Komisioner Komisi Kepolisian Nasional (Kompolnas), Muhammad Choirul Anam, menjelaskan bahwa fenomena ini mencerminkan pengawasan publik terhadap kepolisian.
“Ini bagian dari kontrol masyarakat, pengawasan yang memang dibutuhkan,” ungkap Anam.
Keterbukaan informasi dan kemudahan akses ke platform media sosial telah menciptakan tantangan baru bagi kepolisian.
Masyarakat kini lebih berani untuk bersuara dan mengungkapkan pengalaman mereka, baik positif maupun negatif.
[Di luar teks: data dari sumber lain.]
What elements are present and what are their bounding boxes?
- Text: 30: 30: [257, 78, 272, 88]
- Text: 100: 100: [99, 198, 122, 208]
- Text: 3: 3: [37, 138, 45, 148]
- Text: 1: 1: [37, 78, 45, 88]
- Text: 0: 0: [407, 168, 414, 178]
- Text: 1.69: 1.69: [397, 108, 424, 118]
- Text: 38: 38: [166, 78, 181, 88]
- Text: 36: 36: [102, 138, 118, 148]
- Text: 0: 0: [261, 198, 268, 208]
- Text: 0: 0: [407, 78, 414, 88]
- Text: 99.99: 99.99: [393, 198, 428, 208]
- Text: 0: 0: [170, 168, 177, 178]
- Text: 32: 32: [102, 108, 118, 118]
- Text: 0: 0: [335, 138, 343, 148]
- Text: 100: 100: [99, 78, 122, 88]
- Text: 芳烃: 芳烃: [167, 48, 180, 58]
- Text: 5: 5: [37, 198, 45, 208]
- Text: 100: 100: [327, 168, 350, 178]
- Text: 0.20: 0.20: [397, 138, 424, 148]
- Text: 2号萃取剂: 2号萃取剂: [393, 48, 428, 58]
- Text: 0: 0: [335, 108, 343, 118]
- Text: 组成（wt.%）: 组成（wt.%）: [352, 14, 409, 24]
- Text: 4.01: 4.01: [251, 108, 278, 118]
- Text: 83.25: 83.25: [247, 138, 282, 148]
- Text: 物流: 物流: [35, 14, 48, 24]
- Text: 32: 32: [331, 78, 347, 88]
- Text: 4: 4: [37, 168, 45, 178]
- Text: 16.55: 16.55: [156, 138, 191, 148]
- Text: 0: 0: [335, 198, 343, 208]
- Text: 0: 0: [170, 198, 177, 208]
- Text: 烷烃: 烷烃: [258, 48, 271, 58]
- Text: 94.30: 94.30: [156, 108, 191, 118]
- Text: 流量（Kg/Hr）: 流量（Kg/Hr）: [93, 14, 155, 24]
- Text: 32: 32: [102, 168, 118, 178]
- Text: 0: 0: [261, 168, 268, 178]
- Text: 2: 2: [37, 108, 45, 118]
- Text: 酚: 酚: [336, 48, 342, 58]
Hal ini menuntut kepolisian untuk beradaptasi dengan cara bekerja yang lebih profesional dan transparan.
Menurut Anam, tantangan ini dapat dijawab dengan meningkatkan kinerja dan transparansi kepolisian. Menekankan pentingnya profesionalisme dalam setiap tindakan yang diambil oleh polisi, agar kejadian serupa tidak terulang.
Meskipun insiden ini menyisakan banyak kritik, permintaan maaf yang disampaikan oleh Latif mendapat apresiasi.
Ia dianggap berani mengakui kesalahan dan melangkah untuk memperbaiki keadaan. Hal ini seharusnya menjadi contoh bagi institusi lain dalam mengakui kesalahan dan berdialog dengan masyarakat secara terbuka.
“Ini langkah yang baik, bisa dicontoh oleh polda-polda lain, sehingga kepolisian semakin profesional,” kata Anam.